The process involved three groups. An Audit Team or Auditor who sends inquiries to the Audit Support Team. This team acts as a buffer and organizer for the audit process. They create and manage a workflow for the Quote to Cash teams who need to provide responses to the inquiries.
The process is time-sensitive and iterative. Audits contain tight deadlines and involve several stages of inquiries and responses.
The audit process begins with an announcement, cycles through several question and response phases, and then ends with an action plan.
Documenting the process allowed us to create a shared understanding of what the audit process was like for each of the three users involved.
However, our organization’s scope narrowed our users to just Audit Support and Quote to Cash. We increased the detail our Quote to Cash user group to specify the Squad focals and the Squad members of Quote to Cash.
There is a repeated flow inside of that question and response pattern. Audit Support focals receive “questions” from Audit, they disperse this to Quote to cash squad leaders, and those leaders convert the “questions” into tasks for their squad members. The squad member responses flows back “upstream” to Audit Support for review before submission to the Audit focal.
The workflow was manual and spread across several tools. It changed the straightforward process into a complex, tiresome experience.
Audit Support struggled to create and manage workflows for the various stages and requests of each audit. Quote to Cash teams struggled to communicate responsibilities to squad members, gather documentation to support responses, and then collaborate on those responses and responsibilities.
Each group had valid struggles; but by focusing on the response creation, we were able to address the biggest point of frustration amongst all of our user groups : collaboration.
We believe that the Audit Support Team feels overwhelmed by the hundreds of e-mails used to manage and review the audit workflow.
We believe that the Quote to Cash squad focals feel frustrated by the multiple sources of tasks and task management that they need to monitor.

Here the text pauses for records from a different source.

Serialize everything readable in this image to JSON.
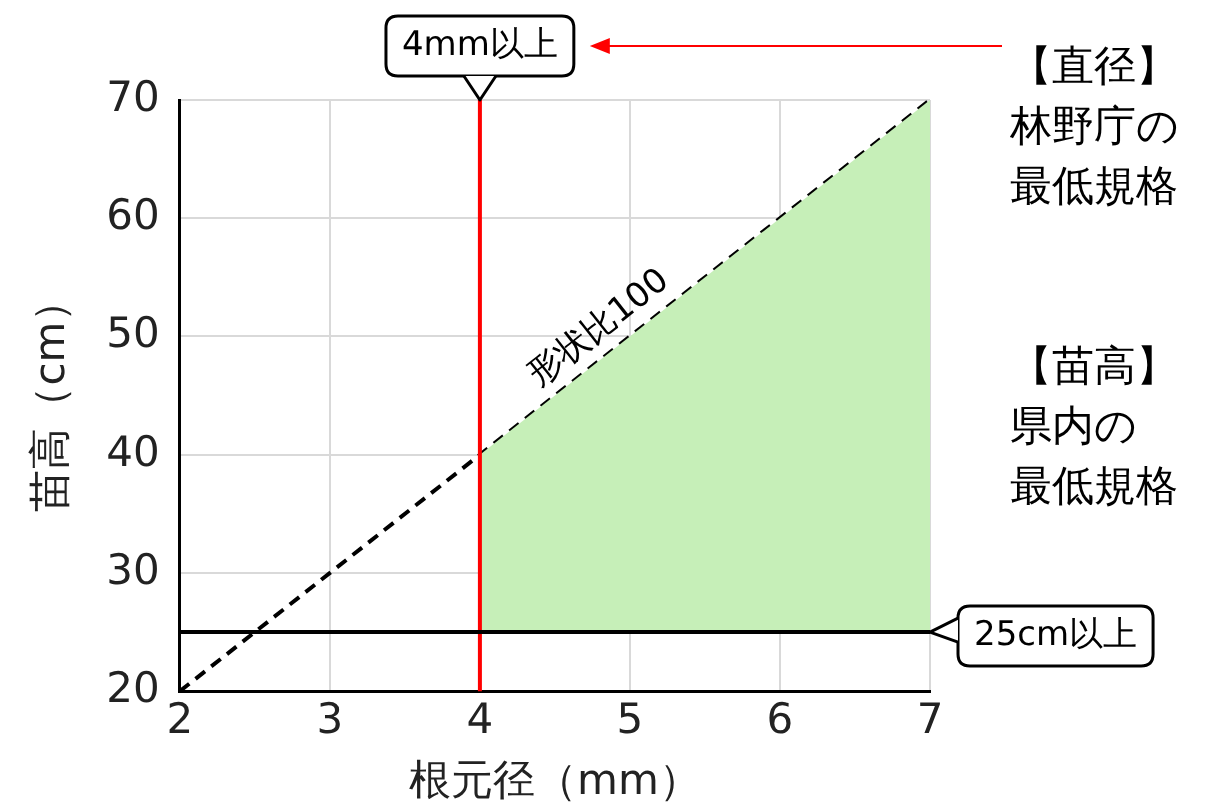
{
  "chart_data": {
    "type": "line",
    "xlabel": "根元径（mm）",
    "ylabel": "苗高（cm）",
    "xlim": [
      2,
      7
    ],
    "xticks": [
      2,
      3,
      4,
      5,
      6,
      7
    ],
    "ylim": [
      20,
      70
    ],
    "yticks": [
      20,
      30,
      40,
      50,
      60,
      70
    ],
    "grid": true,
    "legend": false,
    "series": [
      {
        "type": "area",
        "color": "#c6efb8",
        "x": [
          4,
          7
        ],
        "values": [
          40,
          70
        ]
      },
      {
        "name": "形状比100",
        "color": "#000000",
        "x": [
          2,
          7
        ],
        "values": [
          20,
          70
        ],
        "line_style": "dashed",
        "marker": "none"
      }
    ],
    "ref_lines": [
      {
        "axis": "x",
        "value": 4,
        "label": "4mm以上",
        "color": "#ff0000"
      },
      {
        "axis": "y",
        "value": 25,
        "label": "25cm以上",
        "color": "#000000"
      }
    ],
    "annotations": [
      "【直径】林野庁の最低規格",
      "【苗高】県内の最低規格"
    ]
  }
}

We believe that the Quote to Cash squad members feel worn out by the multiple manual steps they must complete for each response.
Design
Audit requests, workflow tasks, and response collaboration are all held in a single platform.
This transforms the audit from an “event” into an “object” that each user can work on.
This allowed Audit Support teams to more easily share information and workflows. It allowed the Q2C squad focals to organize their teams and track progress. It also allowed Q2C squad members to visualize the work to be done.
We created a clear information hierarchy.
Collaborators can easily create and view tasks to support the audit responses.
User's don't need to switch between tools to check in on what needs to be done.
We made tasks easy to create and manage.
We brought information, data, and responses into a shared space.
Users can interpret, share, and create all in the same window. This has transformed how much time they spend responding to audit questions
We prioritized collaboration.
We met the needs of the users through a digitized process flow and a clear architecture.
The new process streamlines communication by making the ASApp the focal point for collaboration. It offers e-mail and in-app notifications to keep users informed of tasks and changes. It securely stores data and makes it easy to re-use evidence. It “bubbles-up” responses, effortlessly flowing each piece of the response from one collaborator to another. It is a one-stop shop.
This transformation is made possible by an architecture based on the sharing of information. Each Audit, Request, Response, and Task is built on a library of shared components that offer real-time clarity. Users can drill down, or “bubble-up” to get the context they need.
The ASApp launched as a cloud native tool, and held 50% of the quarterly engagements within its first year. It has brought in an estimated 11,000 hours of savings at the global scale.